Amit Jain, a chartered accountant, had left India for a two weeks pleasant stay in Turkey, along with his parents, wife and 3 children, little knowing that something very different awaits them, on the other side. Only two days after they left India, they were informed on March 16 that no flights from Turkey will be entertained in India from March 18. As they were in a part of Turkey, quite far off from Istanbul, they couldn’t get back to board the last flights. Amit's father, an 80 years old Alzheimer patient, questions when they will be able to go back home, at least 40 to 50 times a day. He also has 4 heart stents and suffers from blood pressure and partial vision. As the situation in Turkey is getting worse, they are living in constant fear, while spending an average of $100 a day, and dreaming of the day, they will see India again.
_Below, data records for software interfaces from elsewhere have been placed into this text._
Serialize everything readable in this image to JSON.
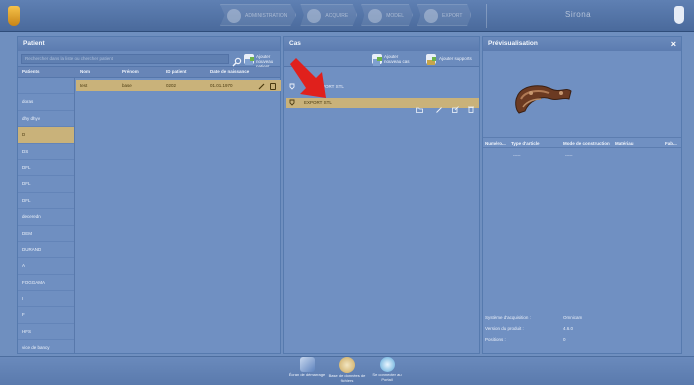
{
  "topbar": {
    "workflow_steps": [
      "ADMINISTRATION",
      "ACQUIRE",
      "MODEL",
      "EXPORT"
    ],
    "brand": "Sirona"
  },
  "patient": {
    "title": "Patient",
    "search_placeholder": "Rechercher dans la liste ou chercher patient",
    "add_patient_label": "Ajouter nouveau patient",
    "columns": [
      "Patients",
      "Nom",
      "Prénom",
      "ID patient",
      "Date de naissance"
    ],
    "selected_row": {
      "nom": "test",
      "prenom": "base",
      "id": "0202",
      "dob": "01.01.1970"
    },
    "list": [
      "",
      "doras",
      "dhy dhyv",
      "D",
      "DS",
      "DFL",
      "DFL",
      "DFL",
      "deceredn",
      "DEM",
      "DURAND",
      "A",
      "FOGGAMA",
      "I",
      "F",
      "HFS",
      "vice de bancy"
    ]
  },
  "cases": {
    "title": "Cas",
    "add_case_label": "Ajouter nouveau cas",
    "add_support_label": "Ajouter supports",
    "rows": [
      {
        "label": "EXPORT STL",
        "selected": false
      },
      {
        "label": "EXPORT STL",
        "selected": true
      }
    ]
  },
  "preview": {
    "title": "Prévisualisation",
    "close": "×",
    "columns": [
      "Numéro...",
      "Type d'article",
      "Mode de construction",
      "Matériau",
      "Fab..."
    ],
    "row": {
      "num": "",
      "type": "-----",
      "mode": "-----"
    },
    "info": [
      {
        "key": "Système d'acquisition :",
        "value": "Omnicam"
      },
      {
        "key": "Version du produit :",
        "value": "4.6.0"
      },
      {
        "key": "Positions :",
        "value": "0"
      }
    ]
  },
  "bottombar": {
    "items": [
      {
        "label": "Écran de démarrage"
      },
      {
        "label": "Base de données de fichiers"
      },
      {
        "label": "Se connecter au Portail"
      }
    ]
  },
  "colors": {
    "background": "#6f8fbf",
    "selection": "#c9b27a",
    "arrow": "#e0201c"
  }
}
3. A student stranded in-transit.

Student at Airport Transit
Student at Airport Transit

Vijayant Dhaka (20) is an MBBS student, from Rajasthan, who has recently completed his second year from an institute in Tbilisi. He was on his way back to India with a group of friends. While his friends managed to leave Turkey on a direct flight, from Tbilisi to India, he got the ticket for one with a stopover at Istanbul. Before he could leave, he fell in the claws of misfortune. India declared its decision not to receive any flight from Turkey, starting from March 18. However, even after India had shut borders, a Turkish Airline issued him a boarding pass scheduled for March 19th, which never became a reality. Vijayant and another 8 Indians were left with no options but to stay stranded at the Istanbul airport for 12 days. They were thrown out, after the 12th day as the airport was about to be shut down. From then on, they were taken to the quarantine centre. Vijayant searched for all possible means to reach India. He emailed and took to Twitter, to let their situation known to the Prime Minister, the Foreign Minister, the Civil Aviation Minister and others, but was turned down repeatedly. His family has been wiring money to him to keep him alive.

4. 2 corporate employees stranded in-transit at the Istanbul airport.

Miharaj Abdul Rahim and Shahjahan Khareem Kutty, from Kollam, are two corporate employees who often commute to Gambia, West Africa. As always, they were flying from Thiruvananthapuram to the Gambia, via stopovers at Oman and Istanbul, when the unthinkable happened. On March 20, they landed in Istanbul. But, instead of taking off, they were instantly informed that their flights got cancelled. They were stranded in the airport for a few days, after which they were taken to a quarantine centre by the government of Turkey. Since May 20, they have been stuck in a country, quite unfamiliar to them. They have spent thousands of dollars on just the basic amenities. Though they were not lucky enough to be picked up by the repatriate flights listed in the first two phases, they hope that phase III will have a place for them, asserted Rahim.